Simbolicamente, todo sujeito possui uma representação íntima sobre os objetos que o cingem. A esse fenômeno, se dá o nome de "representação-coisa".
Já sob ponto de vista imagético, tudo aquilo que pode ser representado, seja através das ações ou das palavras, ganha novo sentido, o que é chamado de representação-palavra. Ambas as representações são desenvolvidas no âmbito inconsciente, onde atuam as pulsões desiderativas (ARNÃO, 2008).
Traumas geram pulsões que respondem aos dois âmbitos de representação.

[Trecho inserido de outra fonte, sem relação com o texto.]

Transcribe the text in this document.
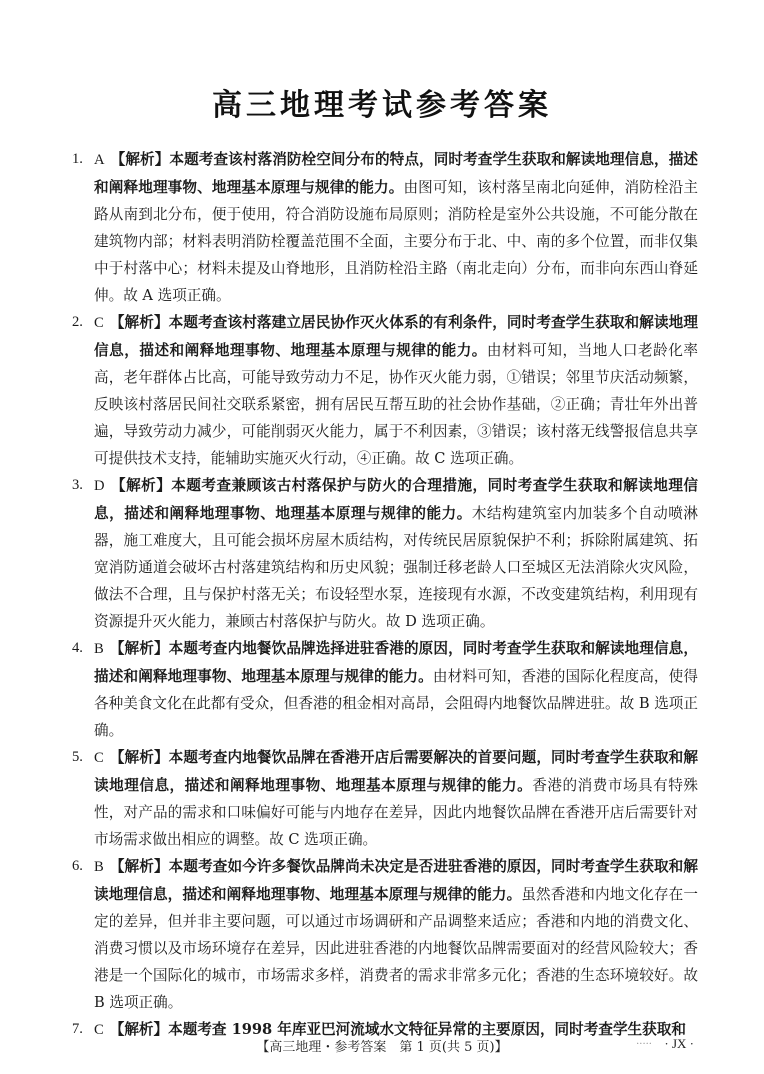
高三地理考试参考答案

1. A 【解析】本题考查该村落消防栓空间分布的特点，同时考查学生获取和解读地理信息，描述和阐释地理事物、地理基本原理与规律的能力。由图可知，该村落呈南北向延伸，消防栓沿主路从南到北分布，便于使用，符合消防设施布局原则；消防栓是室外公共设施，不可能分散在建筑物内部；材料表明消防栓覆盖范围不全面，主要分布于北、中、南的多个位置，而非仅集中于村落中心；材料未提及山脊地形，且消防栓沿主路（南北走向）分布，而非向东西山脊延伸。故 A 选项正确。

2. C 【解析】本题考查该村落建立居民协作灭火体系的有利条件，同时考查学生获取和解读地理信息，描述和阐释地理事物、地理基本原理与规律的能力。由材料可知，当地人口老龄化率高，老年群体占比高，可能导致劳动力不足，协作灭火能力弱，①错误；邻里节庆活动频繁，反映该村落居民间社交联系紧密，拥有居民互帮互助的社会协作基础，②正确；青壮年外出普遍，导致劳动力减少，可能削弱灭火能力，属于不利因素，③错误；该村落无线警报信息共享可提供技术支持，能辅助实施灭火行动，④正确。故 C 选项正确。

3. D 【解析】本题考查兼顾该古村落保护与防火的合理措施，同时考查学生获取和解读地理信息，描述和阐释地理事物、地理基本原理与规律的能力。木结构建筑室内加装多个自动喷淋器，施工难度大，且可能会损坏房屋木质结构，对传统民居原貌保护不利；拆除附属建筑、拓宽消防通道会破坏古村落建筑结构和历史风貌；强制迁移老龄人口至城区无法消除火灾风险，做法不合理，且与保护村落无关；布设轻型水泵，连接现有水源，不改变建筑结构，利用现有资源提升灭火能力，兼顾古村落保护与防火。故 D 选项正确。

4. B 【解析】本题考查内地餐饮品牌选择进驻香港的原因，同时考查学生获取和解读地理信息，描述和阐释地理事物、地理基本原理与规律的能力。由材料可知，香港的国际化程度高，使得各种美食文化在此都有受众，但香港的租金相对高昂，会阻碍内地餐饮品牌进驻。故 B 选项正确。

5. C 【解析】本题考查内地餐饮品牌在香港开店后需要解决的首要问题，同时考查学生获取和解读地理信息，描述和阐释地理事物、地理基本原理与规律的能力。香港的消费市场具有特殊性，对产品的需求和口味偏好可能与内地存在差异，因此内地餐饮品牌在香港开店后需要针对市场需求做出相应的调整。故 C 选项正确。

6. B 【解析】本题考查如今许多餐饮品牌尚未决定是否进驻香港的原因，同时考查学生获取和解读地理信息，描述和阐释地理事物、地理基本原理与规律的能力。虽然香港和内地文化存在一定的差异，但并非主要问题，可以通过市场调研和产品调整来适应；香港和内地的消费文化、消费习惯以及市场环境存在差异，因此进驻香港的内地餐饮品牌需要面对的经营风险较大；香港是一个国际化的城市，市场需求多样，消费者的需求非常多元化；香港的生态环境较好。故 B 选项正确。

7. C 【解析】本题考查 1998 年库亚巴河流域水文特征异常的主要原因，同时考查学生获取和

【高三地理・参考答案　第 1 页(共 5 页)】	····· · JX ·
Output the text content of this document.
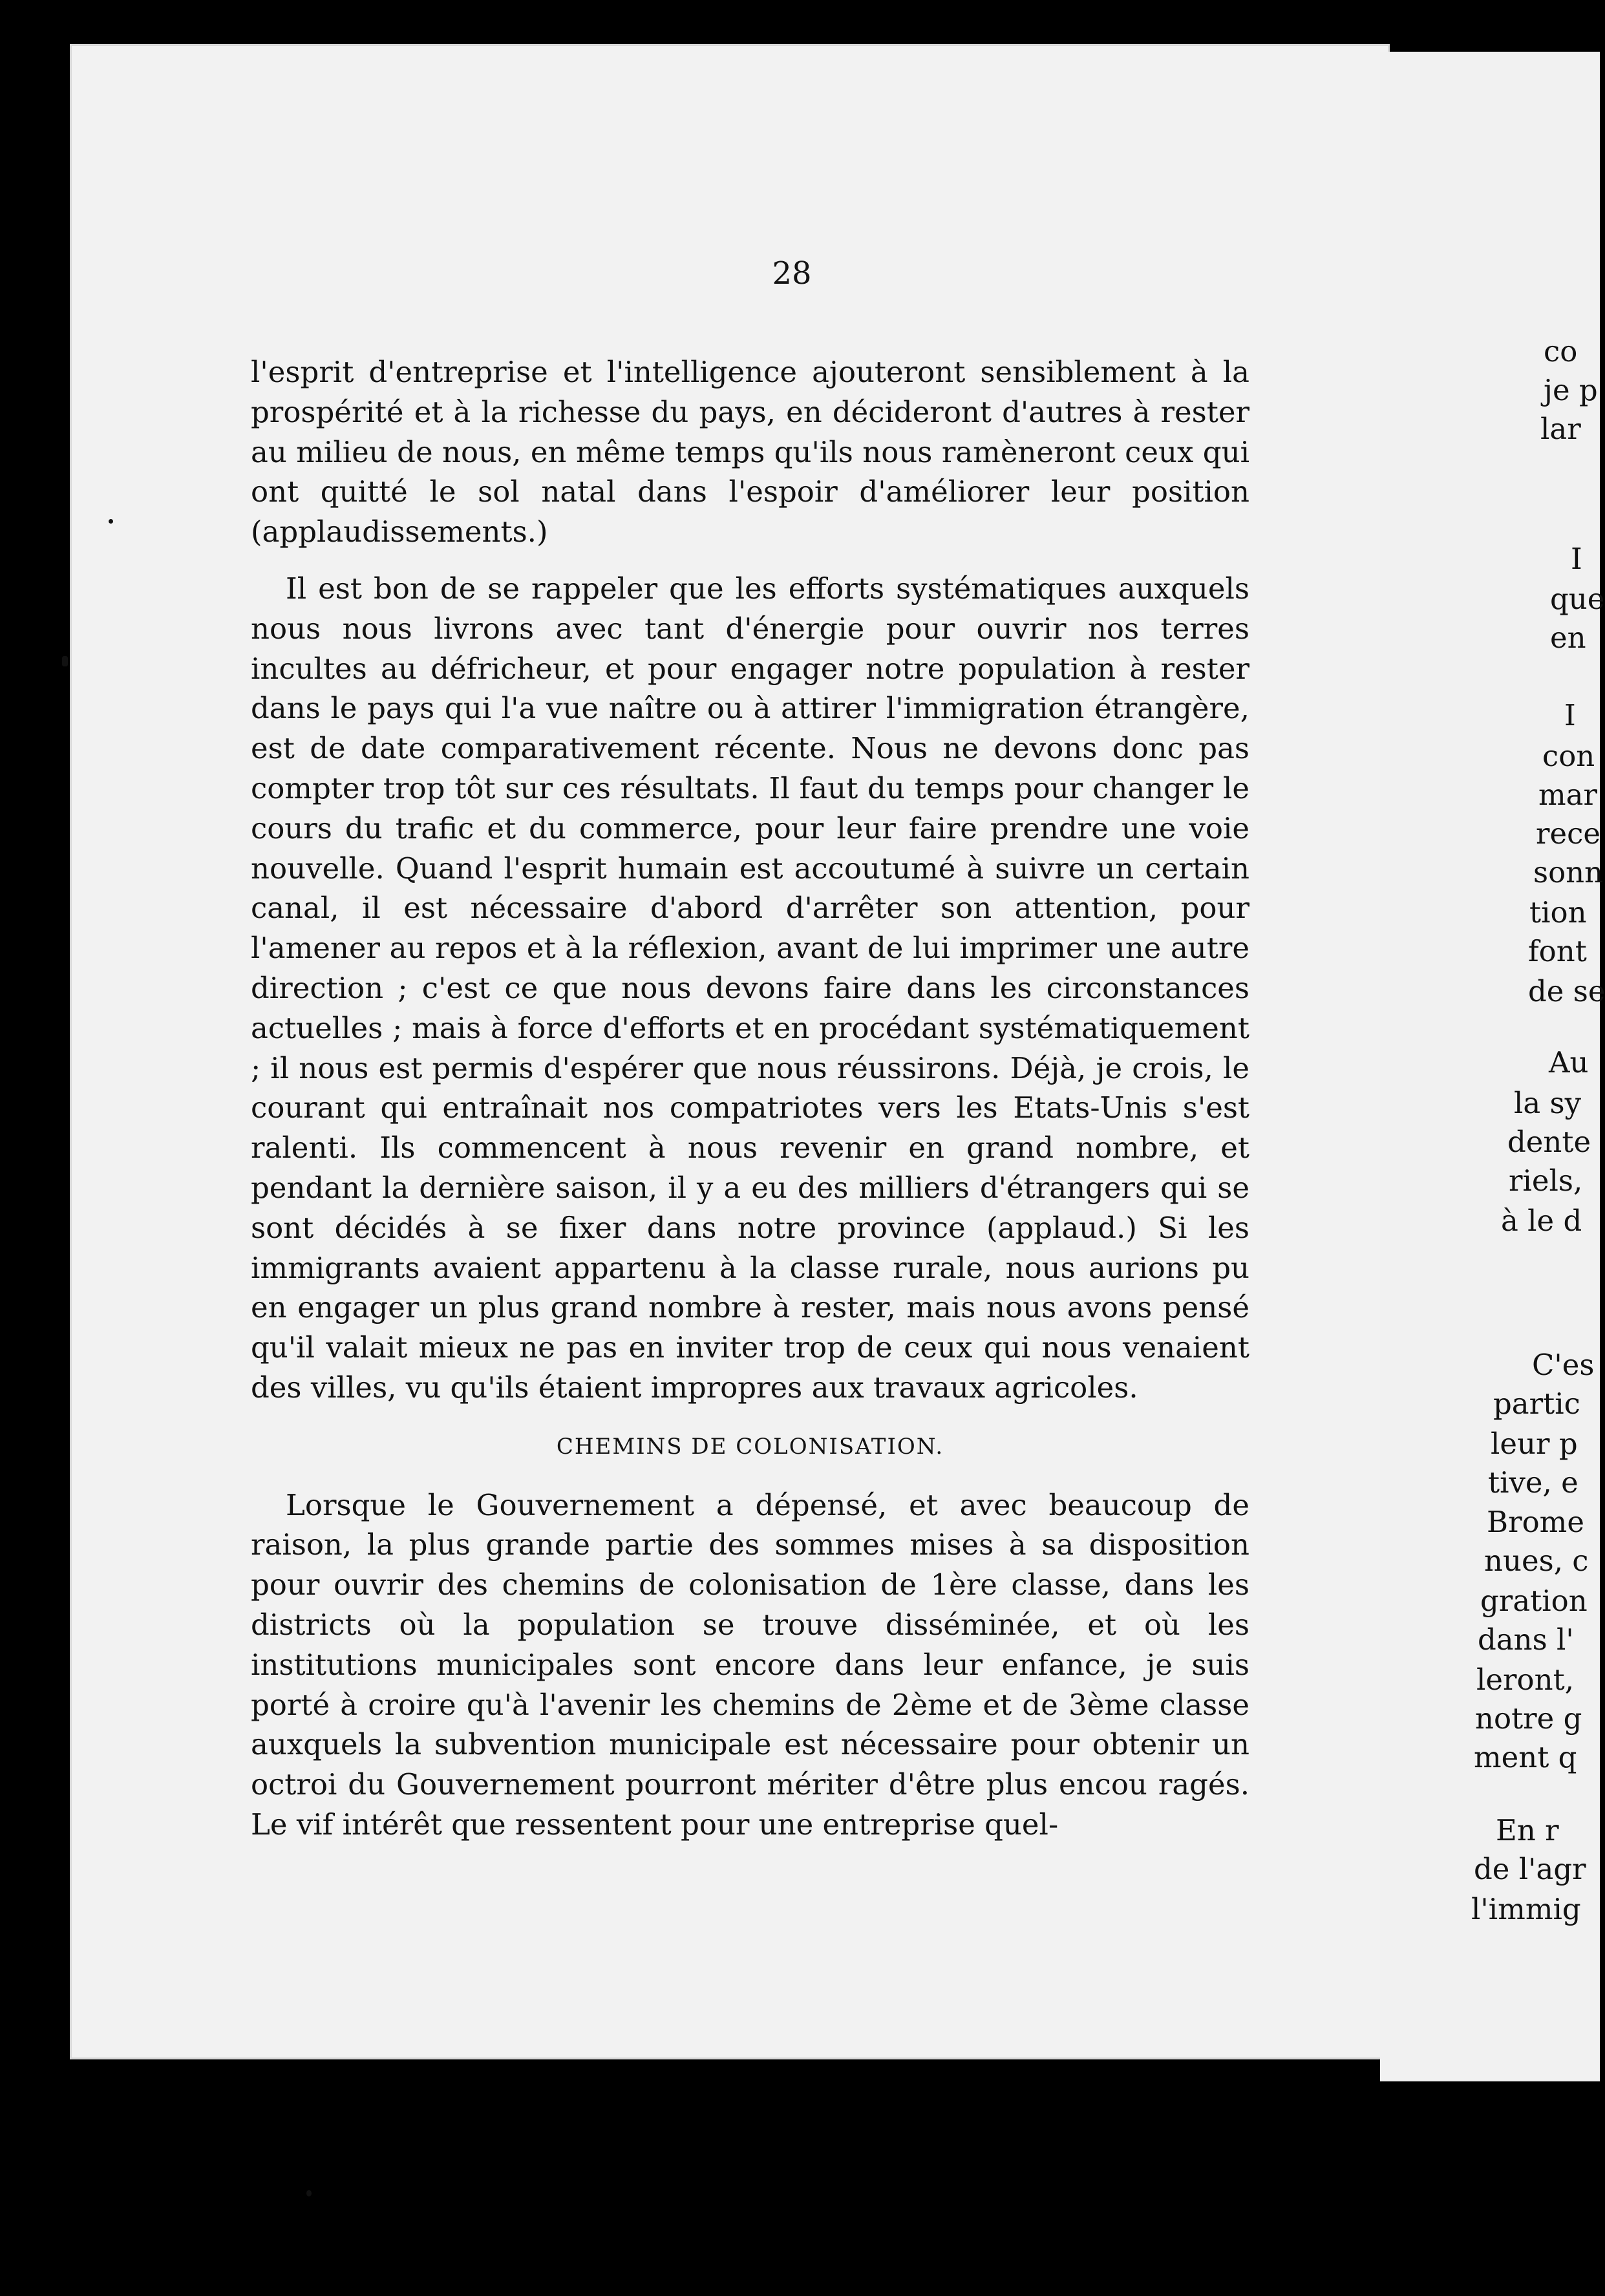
28

l'esprit d'entreprise et l'intelligence ajouteront sensiblement à la prospérité et à la richesse du pays, en décideront d'autres à rester au milieu de nous, en même temps qu'ils nous ramèneront ceux qui ont quitté le sol natal dans l'espoir d'améliorer leur position (applaudissements.)

Il est bon de se rappeler que les efforts systématiques auxquels nous nous livrons avec tant d'énergie pour ouvrir nos terres incultes au défricheur, et pour engager notre population à rester dans le pays qui l'a vue naître ou à attirer l'immigration étrangère, est de date comparativement récente. Nous ne devons donc pas compter trop tôt sur ces résultats. Il faut du temps pour changer le cours du trafic et du commerce, pour leur faire prendre une voie nouvelle. Quand l'esprit humain est accoutumé à suivre un certain canal, il est nécessaire d'abord d'arrêter son attention, pour l'amener au repos et à la réflexion, avant de lui imprimer une autre direction ; c'est ce que nous devons faire dans les circonstances actuelles ; mais à force d'efforts et en procédant systématiquement ; il nous est permis d'espérer que nous réussirons. Déjà, je crois, le courant qui entraînait nos compatriotes vers les Etats-Unis s'est ralenti. Ils commencent à nous revenir en grand nombre, et pendant la dernière saison, il y a eu des milliers d'étrangers qui se sont décidés à se fixer dans notre province (applaud.) Si les immigrants avaient appartenu à la classe rurale, nous aurions pu en engager un plus grand nombre à rester, mais nous avons pensé qu'il valait mieux ne pas en inviter trop de ceux qui nous venaient des villes, vu qu'ils étaient impropres aux travaux agricoles.

CHEMINS DE COLONISATION.

Lorsque le Gouvernement a dépensé, et avec beaucoup de raison, la plus grande partie des sommes mises à sa disposition pour ouvrir des chemins de colonisation de 1ère classe, dans les districts où la population se trouve disséminée, et où les institutions municipales sont encore dans leur enfance, je suis porté à croire qu'à l'avenir les chemins de 2ème et de 3ème classe auxquels la subvention municipale est nécessaire pour obtenir un octroi du Gouvernement pourront mériter d'être plus encou ragés. Le vif intérêt que ressentent pour une entreprise quel-

co
je p
lar
I
que
en
I
con
mar
rece
sonn
tion
font
de se
Au
la sy
dente
riels,
à le d
C'es
partic
leur p
tive, e
Brome
nues, c
gration
dans l'
leront,
notre g
ment q
En r
de l'agr
l'immig
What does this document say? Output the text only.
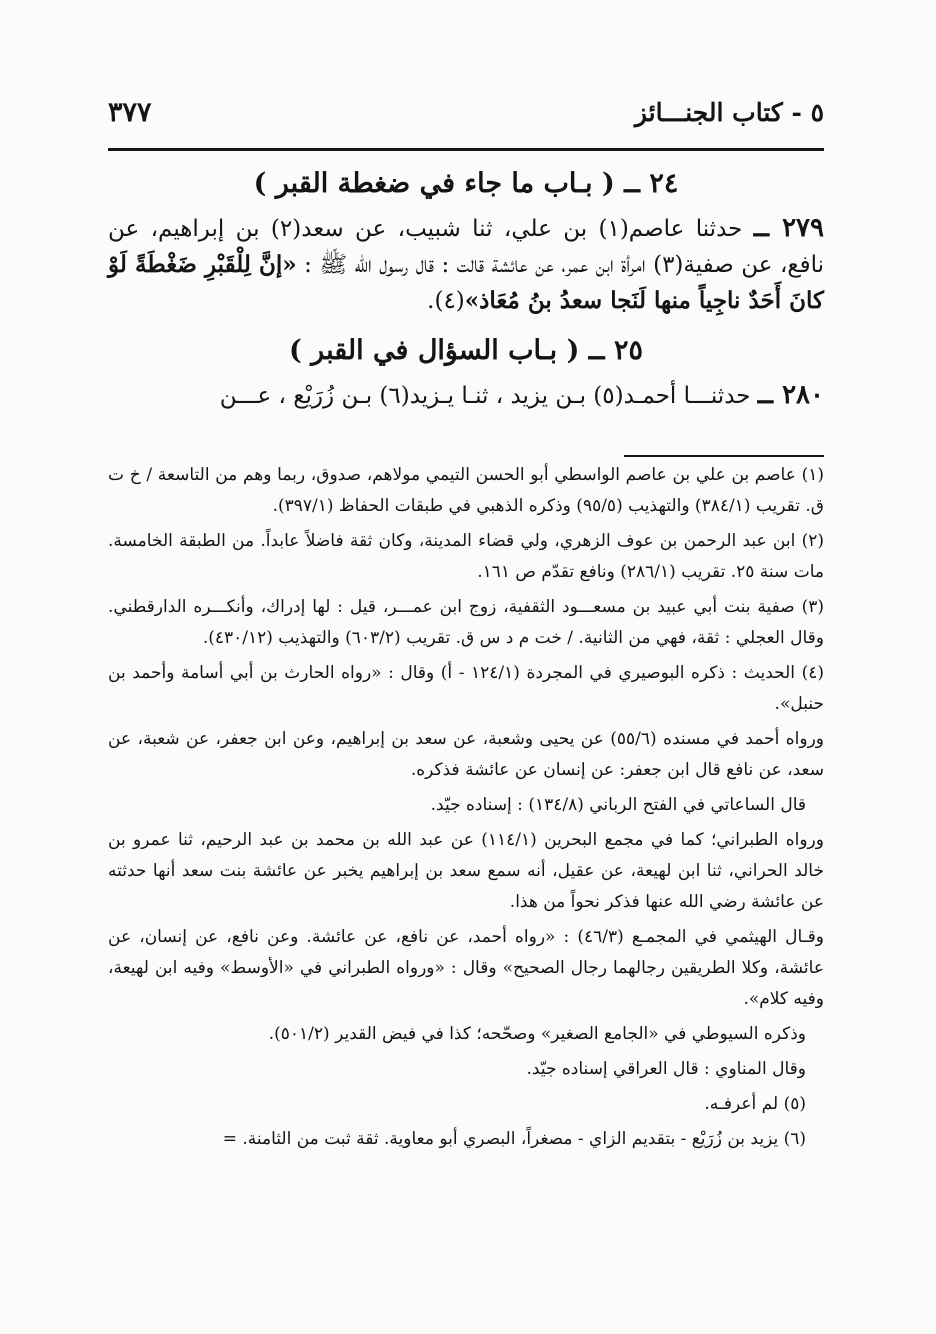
٣٧٧	٥ - كتاب الجنـــائز
٢٤ ــ ( بـاب ما جاء في ضغطة القبر )
٢٧٩ ــ حدثنا عاصم(١) بن علي، ثنا شبيب، عن سعد(٢) بن إبراهيم، عن نافع، عن صفية(٣) امرأة ابن عمر، عن عائشة قالت : قال رسول الله ﷺ : «إنَّ لِلْقَبْرِ ضَغْطَةً لَوْ كانَ أَحَدٌ ناجِياً منها لَنَجا سعدُ بنُ مُعَاذ»(٤).
٢٥ ــ ( بـاب السؤال في القبر )
٢٨٠ ــ حدثنـــا أحمـد(٥) بـن يزيد ، ثنـا يـزيد(٦) بـن زُرَيْع ، عـــن

(١) عاصم بن علي بن عاصم الواسطي أبو الحسن التيمي مولاهم، صدوق، ربما وهم من التاسعة / خ ت ق. تقريب (٣٨٤/١) والتهذيب (٩٥/٥) وذكره الذهبي في طبقات الحفاظ (٣٩٧/١).

(٢) ابن عبد الرحمن بن عوف الزهري، ولي قضاء المدينة، وكان ثقة فاضلاً عابداً. من الطبقة الخامسة. مات سنة ٢٥. تقريب (٢٨٦/١) ونافع تقدّم ص ١٦١.

(٣) صفية بنت أبي عبيد بن مسعـــود الثقفية، زوج ابن عمـــر، قيل : لها إدراك، وأنكـــره الدارقطني. وقال العجلي : ثقة، فهي من الثانية. / خت م د س ق. تقريب (٦٠٣/٢) والتهذيب (٤٣٠/١٢).

(٤) الحديث : ذكره البوصيري في المجردة (١٢٤/١ - أ) وقال : «رواه الحارث بن أبي أسامة وأحمد بن حنبل».

ورواه أحمد في مسنده (٥٥/٦) عن يحيى وشعبة، عن سعد بن إبراهيم، وعن ابن جعفر، عن شعبة، عن سعد، عن نافع قال ابن جعفر: عن إنسان عن عائشة فذكره.

قال الساعاتي في الفتح الرباني (١٣٤/٨) : إسناده جيّد.

ورواه الطبراني؛ كما في مجمع البحرين (١١٤/١) عن عبد الله بن محمد بن عبد الرحيم، ثنا عمرو بن خالد الحراني، ثنا ابن لهيعة، عن عقيل، أنه سمع سعد بن إبراهيم يخبر عن عائشة بنت سعد أنها حدثته عن عائشة رضي الله عنها فذكر نحواً من هذا.

وقـال الهيثمي في المجمـع (٤٦/٣) : «رواه أحمد، عن نافع، عن عائشة. وعن نافع، عن إنسان، عن عائشة، وكلا الطريقين رجالهما رجال الصحيح» وقال : «ورواه الطبراني في «الأوسط» وفيه ابن لهيعة، وفيه كلام».

وذكره السيوطي في «الجامع الصغير» وصحّحه؛ كذا في فيض القدير (٥٠١/٢).

وقال المناوي : قال العراقي إسناده جيّد.

(٥) لم أعرفـه.

(٦) يزيد بن زُرَيْع - بتقديم الزاي - مصغراً، البصري أبو معاوية. ثقة ثبت من الثامنة. =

Tudo que permanece no nível de "representação-coisa" não pode ser representado, salvo por intermediários sintomáticos, sonhos ou comportamentos neuróticos que escapam o poder de censura. O processo terapêutico busca dar voz a essas experiências, para transformá-las em "representação-palavra", o que permite sua evocação, para melhor compreensão e ressignificação (ARNÃO, 2008).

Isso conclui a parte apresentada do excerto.